FHIR data types

26 Jul 2015

We are now in a better position to define somewhat formally define the underlying FHIR data types. That is to say, not the "on the wire" representational types, but the types of FHIR objects themselves (as, for instance, they might be represented in FHIR implementation).

Elements

Let's start with the primitive FHIR item, the Element (note: please do not confuse the FHIR Element with an XML element). As we've noted, an Element is a name/value pair.

Element Names

An Element name is a non-empty sequence of characters. names must not start with the '_' character. Certain names are reserved, including 'id', and 'extension'.

What values are allowed for a name? Based on the names of existing documented FHIR Elements, we might surmise that names are limited to ASCII characters ('a'-'z','A'-'Z') with upper case characters used as word separators (e.g., "birthDate"), but this is not documented. Based on XML encoding semantics, we can reasonably surmise that names must at least conform to XML Name production rules. This is a wide range of possible name restrictions.

Element Values

An Element may contain either a single value or list of values all of the same type.

A FHIR value is one of the following:

1. Atomic primitive
2. A set (that is, unique by name) of sub-elements
3. A union value (set of possible type values)

Values are additionally associated with an optional single id and an optional bag (that is, allows recurring values by extension URI and ordering is not significant) of extensions. (That is, the "value" is a 3-tuple, with a value slot, an optional id slot, and an extension bag slot).

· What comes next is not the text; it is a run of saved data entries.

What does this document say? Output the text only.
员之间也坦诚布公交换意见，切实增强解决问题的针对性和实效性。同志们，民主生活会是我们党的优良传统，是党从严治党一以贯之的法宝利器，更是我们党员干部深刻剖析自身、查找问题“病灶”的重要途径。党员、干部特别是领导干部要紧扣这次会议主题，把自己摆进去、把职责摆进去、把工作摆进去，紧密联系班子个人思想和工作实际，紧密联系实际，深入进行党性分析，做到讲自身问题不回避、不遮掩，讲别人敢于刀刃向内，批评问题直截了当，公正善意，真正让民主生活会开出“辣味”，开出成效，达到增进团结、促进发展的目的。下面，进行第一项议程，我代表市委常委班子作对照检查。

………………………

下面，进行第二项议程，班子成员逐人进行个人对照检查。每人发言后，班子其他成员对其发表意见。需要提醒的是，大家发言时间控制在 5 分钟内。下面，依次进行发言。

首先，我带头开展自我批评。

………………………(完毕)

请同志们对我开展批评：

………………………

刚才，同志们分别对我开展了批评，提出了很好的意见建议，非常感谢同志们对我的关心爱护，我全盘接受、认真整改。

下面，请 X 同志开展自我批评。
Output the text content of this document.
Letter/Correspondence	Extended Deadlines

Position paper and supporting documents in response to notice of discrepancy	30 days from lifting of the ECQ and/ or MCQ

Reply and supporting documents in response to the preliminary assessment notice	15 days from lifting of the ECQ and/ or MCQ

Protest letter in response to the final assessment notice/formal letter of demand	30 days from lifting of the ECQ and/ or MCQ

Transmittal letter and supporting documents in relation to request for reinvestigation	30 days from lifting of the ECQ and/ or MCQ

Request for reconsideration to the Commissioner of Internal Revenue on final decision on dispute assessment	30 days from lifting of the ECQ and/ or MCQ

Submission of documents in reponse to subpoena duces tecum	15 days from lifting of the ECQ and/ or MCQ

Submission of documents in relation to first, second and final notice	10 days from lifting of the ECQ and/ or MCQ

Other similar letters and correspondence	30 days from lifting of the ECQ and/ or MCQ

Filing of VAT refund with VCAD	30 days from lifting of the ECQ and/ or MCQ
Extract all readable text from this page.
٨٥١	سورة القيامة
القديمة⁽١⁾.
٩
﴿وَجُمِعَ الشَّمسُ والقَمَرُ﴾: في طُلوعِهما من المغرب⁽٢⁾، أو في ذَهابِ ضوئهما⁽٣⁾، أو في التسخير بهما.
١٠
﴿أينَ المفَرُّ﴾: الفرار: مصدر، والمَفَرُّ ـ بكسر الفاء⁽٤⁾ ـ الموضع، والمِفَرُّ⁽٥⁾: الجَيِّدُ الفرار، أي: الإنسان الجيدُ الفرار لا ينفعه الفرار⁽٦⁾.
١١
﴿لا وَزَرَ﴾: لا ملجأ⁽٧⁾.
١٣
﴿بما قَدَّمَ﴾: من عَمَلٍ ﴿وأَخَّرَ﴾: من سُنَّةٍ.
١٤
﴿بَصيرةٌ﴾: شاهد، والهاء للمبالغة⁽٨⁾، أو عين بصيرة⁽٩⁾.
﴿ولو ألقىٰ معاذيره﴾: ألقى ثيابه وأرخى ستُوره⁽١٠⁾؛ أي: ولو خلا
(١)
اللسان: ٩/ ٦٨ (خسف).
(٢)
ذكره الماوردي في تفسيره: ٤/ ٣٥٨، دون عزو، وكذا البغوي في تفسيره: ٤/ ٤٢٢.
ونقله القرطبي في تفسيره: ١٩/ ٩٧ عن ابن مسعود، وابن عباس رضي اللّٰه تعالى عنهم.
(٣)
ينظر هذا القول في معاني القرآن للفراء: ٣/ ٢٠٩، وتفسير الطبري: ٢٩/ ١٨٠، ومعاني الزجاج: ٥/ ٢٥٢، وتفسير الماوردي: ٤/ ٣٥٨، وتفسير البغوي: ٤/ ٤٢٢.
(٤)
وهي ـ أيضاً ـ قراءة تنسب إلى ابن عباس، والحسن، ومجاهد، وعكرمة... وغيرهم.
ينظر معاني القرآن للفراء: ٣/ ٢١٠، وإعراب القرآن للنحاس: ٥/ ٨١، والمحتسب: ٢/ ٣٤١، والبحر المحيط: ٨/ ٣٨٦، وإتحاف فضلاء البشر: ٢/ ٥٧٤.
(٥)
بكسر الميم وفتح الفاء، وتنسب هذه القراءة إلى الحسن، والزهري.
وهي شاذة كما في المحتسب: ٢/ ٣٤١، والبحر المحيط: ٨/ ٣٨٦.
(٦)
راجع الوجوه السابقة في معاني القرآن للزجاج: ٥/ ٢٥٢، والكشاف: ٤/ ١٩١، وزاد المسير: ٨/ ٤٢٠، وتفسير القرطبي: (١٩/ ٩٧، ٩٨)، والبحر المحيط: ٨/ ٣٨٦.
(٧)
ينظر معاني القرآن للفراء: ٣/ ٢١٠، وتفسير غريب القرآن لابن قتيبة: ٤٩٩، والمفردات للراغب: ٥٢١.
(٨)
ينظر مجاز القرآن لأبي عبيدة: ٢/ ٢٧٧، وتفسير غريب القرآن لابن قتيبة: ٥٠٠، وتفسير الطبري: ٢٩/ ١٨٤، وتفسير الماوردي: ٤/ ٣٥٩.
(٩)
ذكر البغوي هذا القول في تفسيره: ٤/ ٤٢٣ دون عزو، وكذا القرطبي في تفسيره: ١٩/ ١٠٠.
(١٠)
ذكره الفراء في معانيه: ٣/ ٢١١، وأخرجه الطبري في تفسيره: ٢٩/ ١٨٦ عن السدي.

This definition is deliberately recursive: FHIR elements (and resources) define a directed acyclic graph, terminating in leaf nodes which are atomic primitives.

Value Types

FHIR values are typed. The value type constrains the domain of possible values and value cardinality that can provided for the element value. For example, an Element named foo may be value type constrained as an atomic primitive boolean value, and instances named foo must therefore either be true or false.

Primitive type definitions

Atomic primitive value instances are constrained to the domain value of their primitive value type. Primitive value domains are as documented in the current FHIR specification.

Composite type definitions

Sub-element typed instances are constrained to a composite value type definition. A composite type definition defines the possible names and cardinality of sub-elements and the type definitions of those sub-elements (recursively until all sub-elements terminate in atomic primitives).

For example a composite type of Foo constrains a set of sub-elements bar, baz and quux, which are further constrained to types (which may also be composite typed).

Union type definitions

Values may be typed to a tagged union type. A tagged union defines a set of types which the value can possibly occupy. Each value instance must be typed to a single one of the defined union types. Tagged union types may mix primitive and composite types. For example, a union value type of Bar may include boolean and the Foo composite type defined above. FHIR union types are tagged unions; which is to say that instances must be constrained to a single identified type.

Elements with Union value types can not be of multiple cardinality (this is currently undocumented, but confirmed with the FHIR maintainers).

The FHIR documentation calls union types variously choice types or polymorphic types.

Cardinality and Optionality

FHIR value definitions include cardinality and optionality constraints. Cardinality defines if values may repeat (that is, is defined as a list of values), or if only a singular value is allowed; optionality defines if an value may be missing. The combination of optionality and cardinality defines four constraints, represented [0..1], [1..1], [0..*], [1..*], where the first 0 or 1 define optional or required, and the second 1 or * define singular versus repeating.

FHIR values are never serialized empty; optional elements are simply elided from serialization representation. FHIR implementation should follow these semantics. If an implementation allows null values it MUST treat nulls as equivalent to "missing" or "not provided". (It would be better, however for an implementation to not allow missing values to be accessed, and provide, e.g., is_present or is_missing or equivalent methods to check for the presence of element values).

Differences between this and the official FHIR specification

Note that this definition of Element values differs considerably from the base FHIR specification. That documentation more closely ties Elements to XML elements (and therefore assumes the definition of names and some of the underlying structure).

The benefit of defining Elements and their values the way we are here is that, by aligning id and extension with values, and by specifying that sub-elements must be a set (unique by name), we more closely align the FHIR data types to those of most implementation programming languages (which do not, for instance, allow multiple object instance variables of the same name, in the way that XML allows multiple element tags of the same name at the same level).